La proposition de Kais Saied, qui modifie profondément le pays maghrébin, a été mise en cause pour son caractère trop présidentialiste et pour la remise en cause de la séparation des pouvoirs en Tunisie. Une trentaine d'organisations telles que la Ligue tunisienne des droits de l'homme, l'Organisation tunisienne contre la torture et le Syndicat national des journalistes ont dénoncé la tendance autoritaire du projet et demandé son retrait.
Les modifications que Saied a communiquées portent essentiellement sur deux points. La première concerne la place de l'islam, religion majoritaire du pays, dans la Grande Charte. Dans la Constitution de 2014, l'islam apparaît dans le premier article et est défini comme la religion de l'État. Le premier projet de 2022 présenté par Saied ne mentionne pas l'Islam avant l'article 5, et dans des termes très différents.
La Constitution de 2014 déclare dans son premier article que "la Tunisie est un État libre, indépendant et souverain, l'islam est sa religion, l'arabe sa langue et la République son régime". Alors que la nouvelle Constitution stipule que "la Tunisie fait partie de l'Oumma islamique, et l'État doit œuvrer seul à la réalisation des objectifs de l'Islam tout en préservant l'âme et l'honneur".
L'"Oumma" est le terme arabe mentionné dans le Coran et dans le Sahifat al-Madinah pour désigner la communauté musulmane mondiale.
Selon les allégations d'Amnesty International, ce traitement reste très ambigu et pourrait entraîner des répercussions et des discriminations à l'encontre des religions autres que l'islam. En s'orientant vers une position encore plus laïque que celle proposée par Saied dans le projet du 30 juin, la Tunisie irait encore plus loin vers une laïcité d'Etat jamais vue dans les pays arabes. Cela place la Constitution de Saied à l'avant-garde du monde arabe.
La laïcité a toujours été un point fort de la proposition de Saied pour la Tunisie. L'opposition dans le pays est dirigée par le parti islamiste Ennahda, qui a remporté la première place lors des dernières élections et qui est soutenu par la Turquie et le Qatar.
Selon la déclaration de Saied, le deuxième point susceptible d'être amendé est l'article 55, qui touche aux droits et libertés du peuple tunisien. Selon cet article, de nombreux droits individuels des citoyens tunisiens pourraient être modifiés ou supprimés pour divers motifs liés à la sécurité de l'État ou à l'ordre public. Les ONG de défense des droits de l'homme en Tunisie se sont alarmées de ces dispositions, que Saied est maintenant prêt à modifier.
Le geste de Saied pourrait avoir un effet positif sur le référendum du 25 juillet.
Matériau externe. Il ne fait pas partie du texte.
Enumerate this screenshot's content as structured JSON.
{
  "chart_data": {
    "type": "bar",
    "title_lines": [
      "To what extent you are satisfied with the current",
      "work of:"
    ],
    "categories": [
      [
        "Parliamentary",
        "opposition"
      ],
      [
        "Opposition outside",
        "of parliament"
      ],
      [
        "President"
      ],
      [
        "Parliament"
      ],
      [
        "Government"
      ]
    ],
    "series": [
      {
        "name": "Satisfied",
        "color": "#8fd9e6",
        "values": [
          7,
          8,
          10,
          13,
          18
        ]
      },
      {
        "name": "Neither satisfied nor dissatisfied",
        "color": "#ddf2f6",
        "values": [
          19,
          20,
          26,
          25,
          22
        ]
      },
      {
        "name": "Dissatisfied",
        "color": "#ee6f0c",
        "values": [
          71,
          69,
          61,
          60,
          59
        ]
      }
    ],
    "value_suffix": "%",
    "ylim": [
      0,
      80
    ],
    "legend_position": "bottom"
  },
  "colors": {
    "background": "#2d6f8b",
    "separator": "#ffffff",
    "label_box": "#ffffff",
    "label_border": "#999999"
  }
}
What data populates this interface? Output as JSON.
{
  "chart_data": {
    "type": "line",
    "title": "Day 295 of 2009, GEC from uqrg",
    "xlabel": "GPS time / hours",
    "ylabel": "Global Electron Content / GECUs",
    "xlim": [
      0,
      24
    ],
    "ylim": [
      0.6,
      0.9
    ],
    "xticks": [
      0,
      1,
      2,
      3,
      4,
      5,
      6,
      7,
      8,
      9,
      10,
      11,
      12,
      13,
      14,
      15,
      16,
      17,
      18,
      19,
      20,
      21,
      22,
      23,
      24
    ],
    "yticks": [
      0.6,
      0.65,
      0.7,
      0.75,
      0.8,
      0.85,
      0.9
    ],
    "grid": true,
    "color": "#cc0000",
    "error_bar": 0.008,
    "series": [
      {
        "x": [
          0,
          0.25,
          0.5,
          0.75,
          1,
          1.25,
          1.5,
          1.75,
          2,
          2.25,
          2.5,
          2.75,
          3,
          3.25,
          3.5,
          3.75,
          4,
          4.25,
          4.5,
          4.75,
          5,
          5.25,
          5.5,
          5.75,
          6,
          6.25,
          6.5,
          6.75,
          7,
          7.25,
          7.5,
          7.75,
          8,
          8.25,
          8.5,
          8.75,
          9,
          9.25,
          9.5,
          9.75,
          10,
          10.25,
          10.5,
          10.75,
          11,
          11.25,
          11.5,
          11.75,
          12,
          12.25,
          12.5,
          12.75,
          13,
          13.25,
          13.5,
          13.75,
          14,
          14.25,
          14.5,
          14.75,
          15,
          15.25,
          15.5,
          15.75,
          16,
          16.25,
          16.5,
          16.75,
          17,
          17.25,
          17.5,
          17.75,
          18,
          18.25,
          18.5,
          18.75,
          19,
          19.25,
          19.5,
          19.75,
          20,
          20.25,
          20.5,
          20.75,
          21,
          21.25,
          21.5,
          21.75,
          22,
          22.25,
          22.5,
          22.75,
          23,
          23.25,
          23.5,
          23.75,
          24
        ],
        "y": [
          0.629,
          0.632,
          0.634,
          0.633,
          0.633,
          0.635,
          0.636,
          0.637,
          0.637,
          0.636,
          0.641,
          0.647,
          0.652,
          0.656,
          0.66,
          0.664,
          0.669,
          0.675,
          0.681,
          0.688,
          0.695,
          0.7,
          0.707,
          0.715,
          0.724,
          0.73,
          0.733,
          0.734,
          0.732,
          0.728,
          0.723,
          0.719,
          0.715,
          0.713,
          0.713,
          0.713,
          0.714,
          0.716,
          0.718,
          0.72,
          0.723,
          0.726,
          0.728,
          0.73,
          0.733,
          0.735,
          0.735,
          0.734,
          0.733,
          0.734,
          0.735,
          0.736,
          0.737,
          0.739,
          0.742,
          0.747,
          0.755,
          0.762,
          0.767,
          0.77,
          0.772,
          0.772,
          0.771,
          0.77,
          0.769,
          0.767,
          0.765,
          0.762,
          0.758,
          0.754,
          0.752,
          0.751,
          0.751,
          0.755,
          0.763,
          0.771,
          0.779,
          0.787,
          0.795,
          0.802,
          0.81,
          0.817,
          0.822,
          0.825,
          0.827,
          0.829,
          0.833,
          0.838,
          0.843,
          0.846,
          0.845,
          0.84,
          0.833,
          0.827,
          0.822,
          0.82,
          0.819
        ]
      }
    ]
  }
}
Au lieu de paraître inflexible et insensible aux voix de la contestation, le professeur de Droit constitutionnel a voulu être proche des organisations de défense des droits de l'homme, qu'il a écoutées. D'autre part, les changements apportés pourraient aller à l'encontre des intérêts du parti islamiste Ennahda, en pleine crise après l'inculpation de sa direction dans une affaire de terrorisme pour le meurtre en 2013 de deux politiciens socialistes sous le gouvernement de Hamadi Jebali.
Des membres proches de Saied ont déclaré à la télévision que si la constitution n'est pas approuvée par référendum, Saied quittera le pouvoir et éventuellement la politique, ce qui laisse plusieurs scénarios ouverts en Tunisie. Si la proposition n'est pas adoptée, la Tunisie pourrait revenir à la case départ en 2011.